Quickly following the transition to Indonesian “advisory” government in 1963 a movement calling themselves the Free Papua Movement formed, which flew the flag given to them by the Dutch. In 1965 a major violent incident occurred in Manokwari with dozens dying on both sides, followed by harsh reprisals against suspected independence supporters. This cycle of raids and reprisals continued on a low level until the infamous 1978 Jayapura operation to finally crush the rebels, a huge operation with at least 10,000 Indonesian soldiers and air support against rebel villages, killing thousands of them with indiscriminate fire. However, resistance survived, with operatives crossing over the border to neutral Papua New Guinea to avoid capture. While Papua New Guinea itself is neutral, assisting the Indonesian state somewhat in capturing rebels (probably because of their own secessionist conflict in Bougainville), the conflict has drawn many volunteers from PNW to fight and many Free Papua fighters support a federation with PNW. The Free Papua Movement also has explicit moral (and probably secretive material support) from the pacific nations of Nauru, Vanuatu and the Solomon Islands, all populated like New Guinea by Melanesian people. To combat the guerilla operations of the Free Papuans, the Indonesian military often displaces whole villages with the intent to sniff out hiding places of the rebels, leading to increased resentment among the natives. In 2019 West New Guinea was basically shut down by a month of protests for Independence, leading to an internet blackout of the region and a severe police crackdown.
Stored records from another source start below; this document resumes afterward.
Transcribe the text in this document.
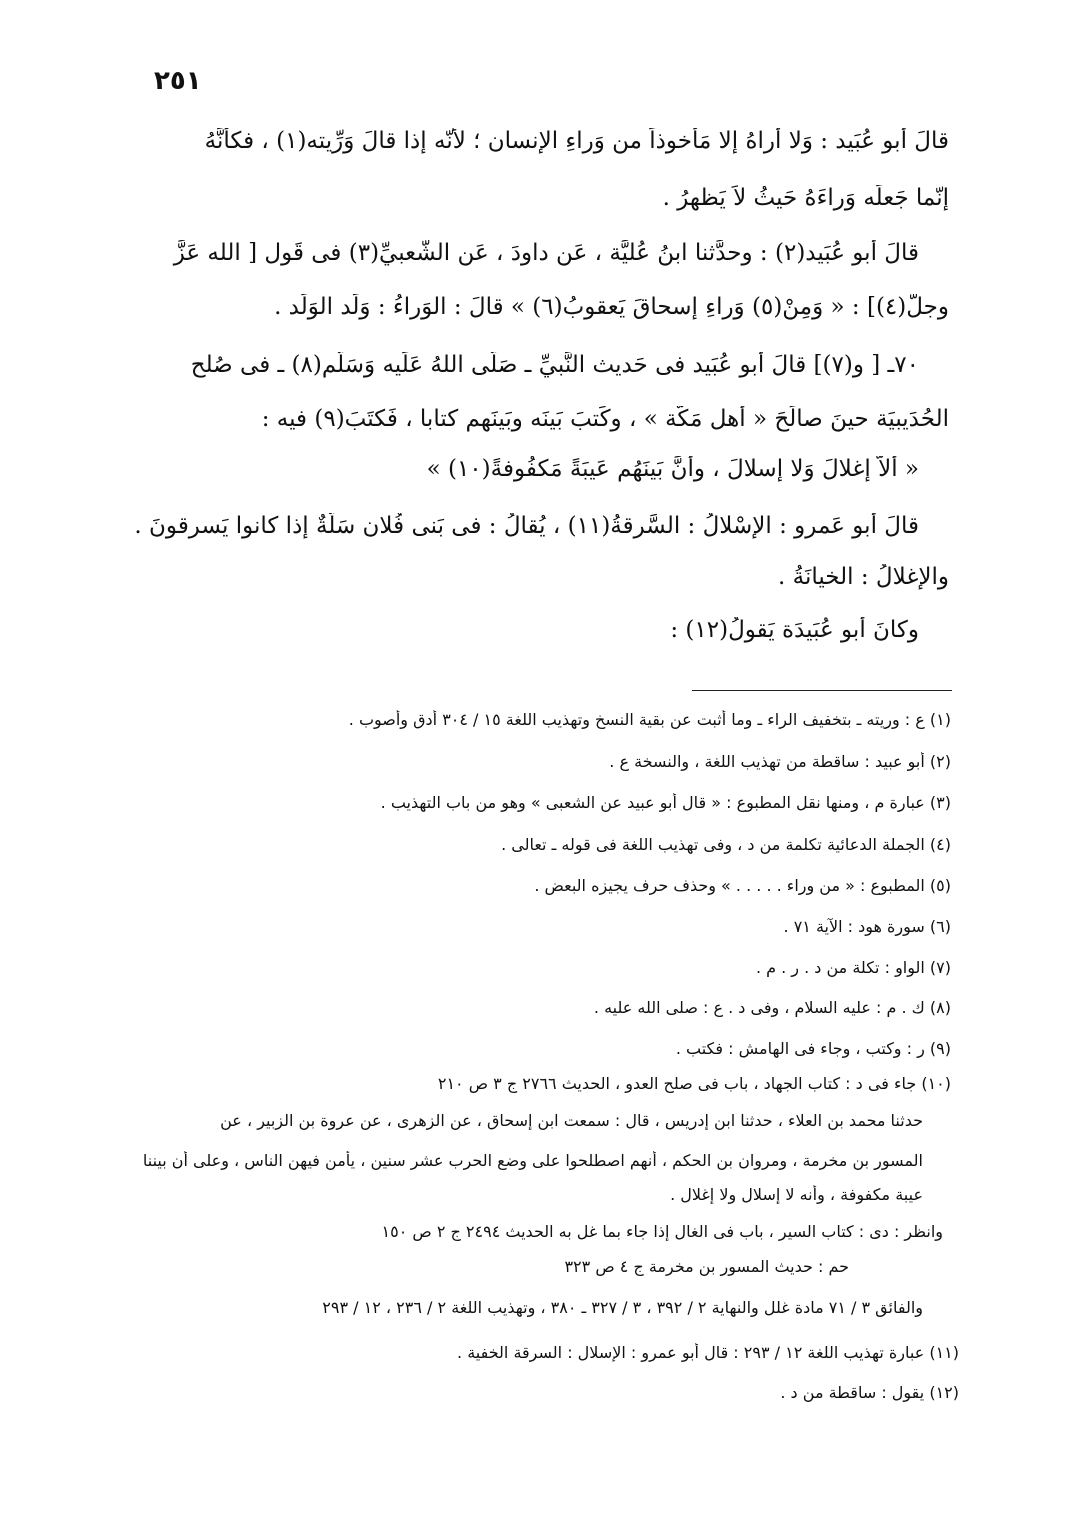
٢٥١
قالَ أبو عُبَيد : وَلا أُراهُ إلا مَأخوذاً من وَراءِ الإنسان ؛ لأنّه إذا قالَ وَرِّيته(١) ، فكأنَّهُ
إنّما جَعلَه وَراءَهُ حَيثُ لاَ يَظهرُ .
قالَ أبو عُبَيد(٢) : وحدَّثنا ابنُ عُليَّة ، عَن داودَ ، عَن الشَّعبيِّ(٣) فى قَول [ الله عَزَّ
وجلَّ(٤)] : « وَمِنْ(٥) وَراءِ إسحاقَ يَعقوبُ(٦) » قالَ : الوَراءُ : وَلَد الوَلَد .
٧٠ـ [ و(٧)] قالَ أبو عُبَيد فى حَديث النَّبيِّ ـ صَلّى اللهُ عَلَيه وَسَلَّم(٨) ـ فى صُلح
الحُدَيبيَة حينَ صالَحَ « أهل مَكَّة » ، وكَتبَ بَينَه وبَينَهم كتابا ، فَكتَبَ(٩) فيه :
« ألاّ إغلالَ وَلا إسلالَ ، وأنَّ بَينَهُم عَيبَةً مَكفُوفةً(١٠) »
قالَ أبو عَمرو : الإسْلالُ : السَّرقةُ(١١) ، يُقالُ : فى بَنى فُلان سَلَّةٌ إذا كانوا يَسرقونَ .
والإغلالُ : الخيانَةُ .
وكانَ أبو عُبَيدَة يَقولُ(١٢) :
(١) ع : ورِيته ـ بتخفيف الراء ـ وما أثبت عن بقية النسخ وتهذيب اللغة ١٥ / ٣٠٤ أدق وأصوب .
(٢) أبو عبيد : ساقطة من تهذيب اللغة ، والنسخة ع .
(٣) عبارة م ، ومنها نقل المطبوع : « قال أبو عبيد عن الشعبى » وهو من باب التهذيب .
(٤) الجملة الدعائية تكلمة من د ، وفى تهذيب اللغة فى قوله ـ تعالى .
(٥) المطبوع : « من وراء . . . . . » وحذف حرف يجيزه البعض .
(٦) سورة هود : الآية ٧١ .
(٧) الواو : تكلة من د . ر . م .
(٨) ك . م : عليه السلام ، وفى د . ع : صلى الله عليه .
(٩) ر : وكتب ، وجاء فى الهامش : فكتب .
(١٠) جاء فى د : كتاب الجهاد ، باب فى صلح العدو ، الحديث ٢٧٦٦ ج ٣ ص ٢١٠
حدثنا محمد بن العلاء ، حدثنا ابن إدريس ، قال : سمعت ابن إسحاق ، عن الزهرى ، عن عروة بن الزبير ، عن
المسور بن مخرمة ، ومروان بن الحكم ، أنهم اصطلحوا على وضع الحرب عشر سنين ، يأمن فيهن الناس ، وعلى أن بيننا
عيبة مكفوفة ، وأنه لا إسلال ولا إغلال .
وانظر : دى : كتاب السير ، باب فى الغال إذا جاء بما غل به الحديث ٢٤٩٤ ج ٢ ص ١٥٠
حم : حديث المسور بن مخرمة ج ٤ ص ٣٢٣
والفائق ٣ / ٧١ مادة غلل والنهاية ٢ / ٣٩٢ ، ٣ / ٣٢٧ ـ ٣٨٠ ، وتهذيب اللغة ٢ / ٢٣٦ ، ١٢ / ٢٩٣
(١١) عبارة تهذيب اللغة ١٢ / ٢٩٣ : قال أبو عمرو : الإسلال : السرقة الخفية .
(١٢) يقول : ساقطة من د .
The popular nature of the 2019 protests shows that despite the “referendum” in 1969, the people of West New Guinea do NOT want the Indonesian state there. They have developed their own culture over thousands of years with little interference or even contact from the wider world, and their case for self determination is crystal clear. As happened in East Timor, another ex-colony Indonesia invaded and attempted to annex from 1975 to 1999, libertarians and supporters of free nations should hope the central government will finally see the folly of its ways and allow a true referendum on the status of the island. Because of Indonesian state policy called “transmigration”, many coastal areas have significant non-Melanesian populations so a satisfactory arrangement should allow their areas (especially in the westernmost part of Papua) to stay within Indonesia with the majority native population taking the rest of the country into a union with Papua New Guinea or as an independent nation. Either course is within the rights of the Papuan people, and we should all support their struggle towards freedom. Long live New Guinea! And may 1000 flowers bloom.